O LABYRINTH CHOLLIMA está entre os adversários mais prolíficos ligados à Coreia do Norte que a CrowdStrike Intelligence rastreia e é responsável por algumas das invasões mais notáveis da Coreia do Norte, incluindo ataques destrutivos contra entidades sul-coreanas e americanas e o incidente global do ransomware WannaCry.

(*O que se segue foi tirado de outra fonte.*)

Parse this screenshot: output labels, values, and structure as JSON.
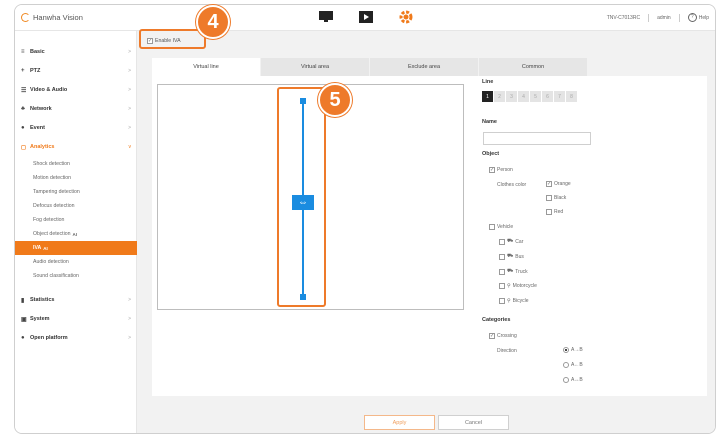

A CrowdStrike Intelligence avalia que três subgrupos operacionais distintos e altamente especializados surgiram desde 2018, cada um com malware, objetivos e técnicas especializadas. Essa avaliação reflete uma reavaliação abrangente dos dados históricos e um desafio deliberado à nossa estrutura de atribuição anterior do LABYRINTH CHOLLIMA. Agora rastreamos esses subgrupos como GOLDEN CHOLLIMA, PRESSURE CHOLLIMA e o grupo central LABYRINTH CHOLLIMA. A inteligência eficaz exige que reavaliemos constantemente as suposições estabelecidas, buscando incansavelmente uma descrição objetiva e acionável do cenário de ameaças.
A atividade do LABYRINTH CHOLLIMA tem origem na estrutura de malware KorDLL (ativa entre 2009 e 2015), um repositório de código-fonte que contém modelos de implantes, protocolos de comando e controle (C2), bibliotecas para tarefas comuns e código para várias técnicas de ofuscação. Essa estrutura gerou várias famílias de malware que marcaram uma época, incluindo Dozer, Brambul, Joanap, KorDLL Bot e Koredos, e evoluiria para as estruturas Hawup e TwoPence usadas pelo LABYRINTH CHOLLIMA e STARDUST CHOLLIMA, respectivamente.
Três subgrupos operacionais surgiram da estrutura Hawup entre 2018 e 2020, cada um deles distinguindo-se por caminhos sustentados de desenvolvimento de malware, padrões de alvos e objetivos operacionais . Embora ocorra o compartilhamento de infraestrutura e ferramentas, as diferenças operacionais permitem rastrear esses grupos como adversários distintos, em vez de grupos especializados sob a égide do LABYRINTH CHOLLIMA . A proliferação dessas estruturas de malware no ecossistema cibernético da RPDC provavelmente reflete a coordenação entre a comunidade de inteligência ou o pessoal da RPDC, à medida que os adversários da RPDC compartilham TTPs e elementos de código bem-sucedidos.
A CrowdStrike Intelligence avalia que esses três grupos muito provavelmente operam como unidades organizacionais distintas dentro do aparato cibernético da RPDC. Essa avaliação é feita com alta confiança e apoiada pelo desenvolvimento especializado de malware, padrões de alvos distintos e diferenças no ritmo operacional.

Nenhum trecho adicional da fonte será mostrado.